In an email to the campus on Thursday, Chancellor Holden Thorp said he was pleased with the SACS decision.

“We have provided information, responded to all questions, taken necessary actions, and documented the comprehensive reforms that we have put in place over the past two years because of issues related to the unprofessional and unethical actions of two former department employees,” wrote Thorp, who will step down as chancellor at the end of this month.

“We are confident the sweeping changes we have made, based on the results of seven internal and independent, outside reviews or investigations, will prevent any recurrence of these irregularities.”

Spot checks to continue

In the spring semester, university administrators conducted surprise inspections of hundreds of classes to ensure that students and faculty were meeting and that the courses were legitimate. Those spot checks will continue, according to the accrediting team report, despite the fact that they irked some faculty.

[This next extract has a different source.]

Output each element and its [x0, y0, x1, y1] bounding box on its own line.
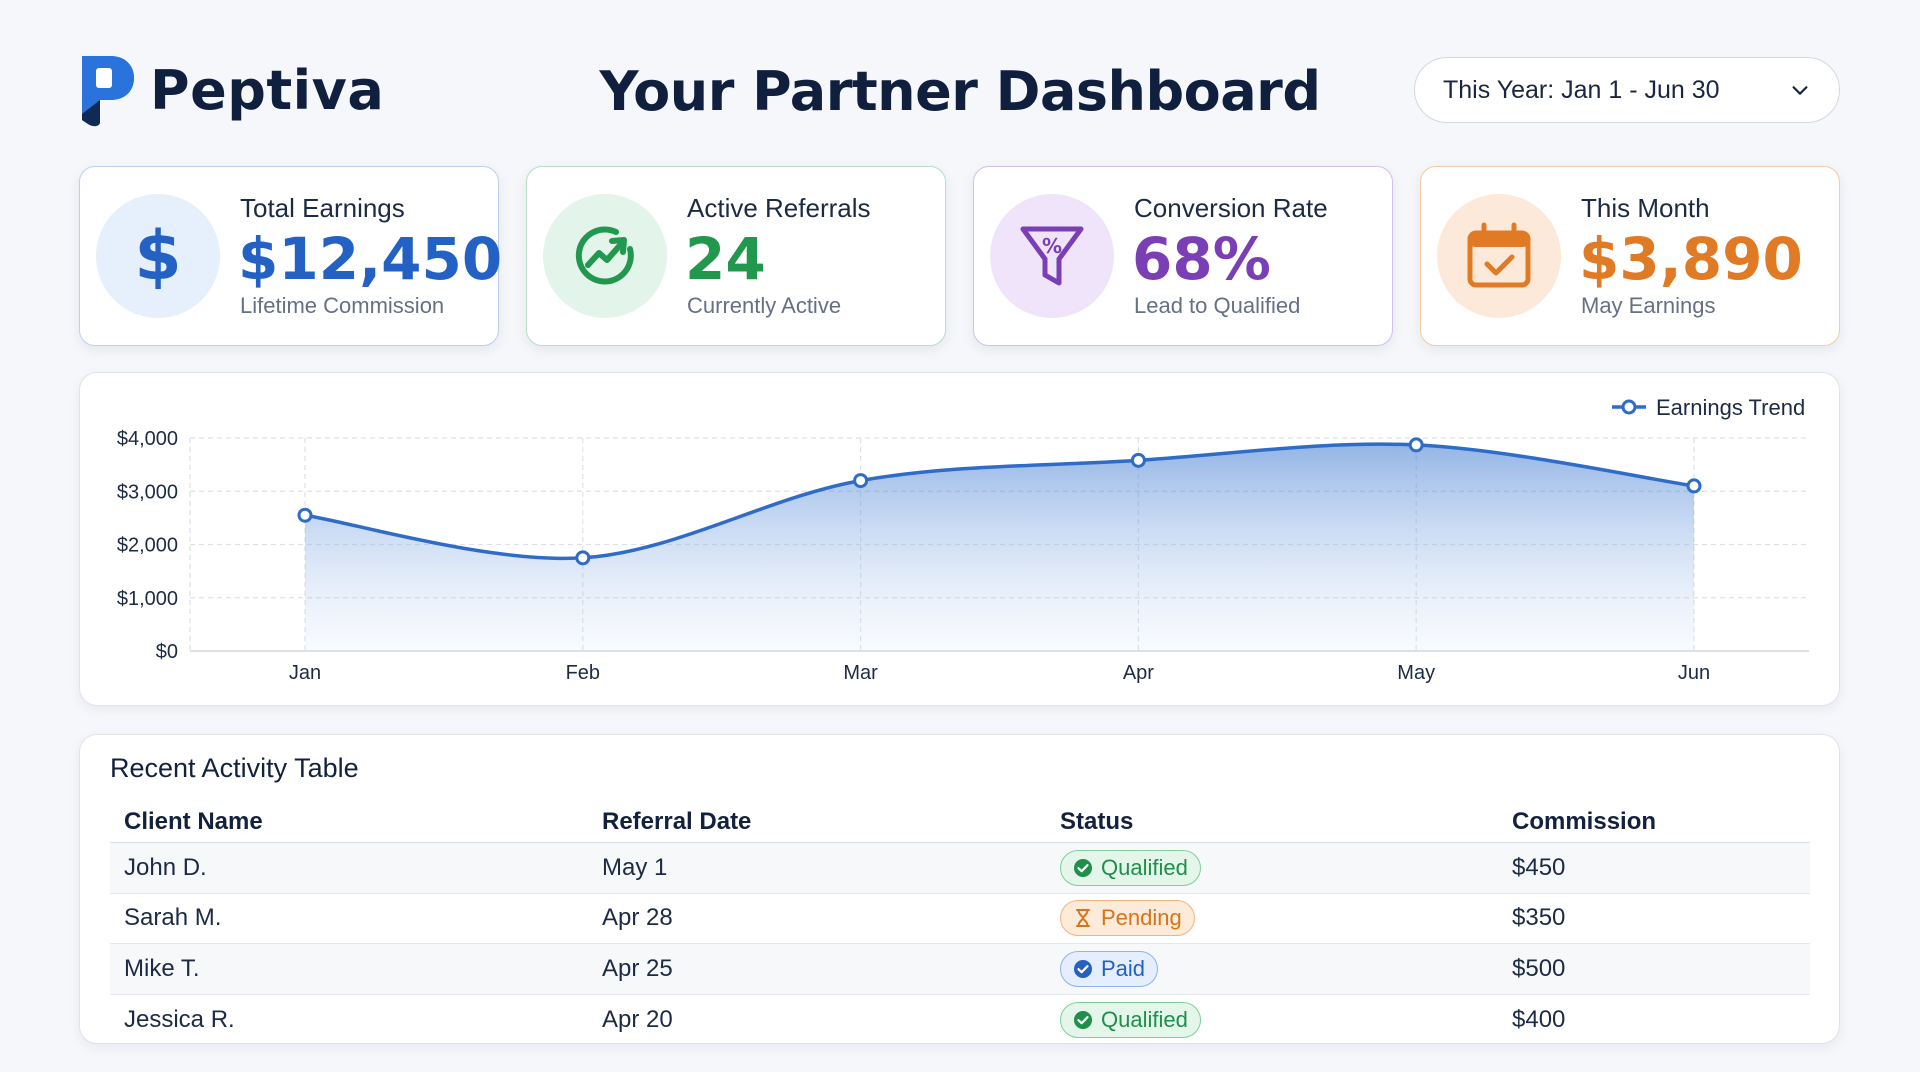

Such a review was unprecedented at UNC-CH, but so was the fraud, Wheelan said.

Among the irregularities were no-show classes, poorly supervised independent studies and hundreds of unauthorized grade changes.

‘It was significant’

Athletes accounted for 45 percent of the enrollments in the suspect classes in a 10-year period, according to the review by former North Carolina Gov. Jim Martin.

The university has repeatedly said the fraud constituted an academic scandal, not an athletic one. But recent emails showed a cozy relationship between athletes’ academic advisers and Julius Nyang’oro, the former department chairman and professor who has been blamed for the fraud, along with a former department manager, Debbie Crowder.

“It was significant,” Wheelan said. “Anytime you bring in the integrity of the university and what it’s doing, it’s a serious issue. It can damage an institution’s reputation. But the board felt that they were doing as much as they could to right this wrong.”

Willingham said it has been too easy for the university to write off the scandal by pointing the finger at two individuals instead of a corrupt system.

“I don’t think we’ve even scratched the surface in doing the right thing at this point,” she said. “It’s shocking that we’re going to blame two people and move on.”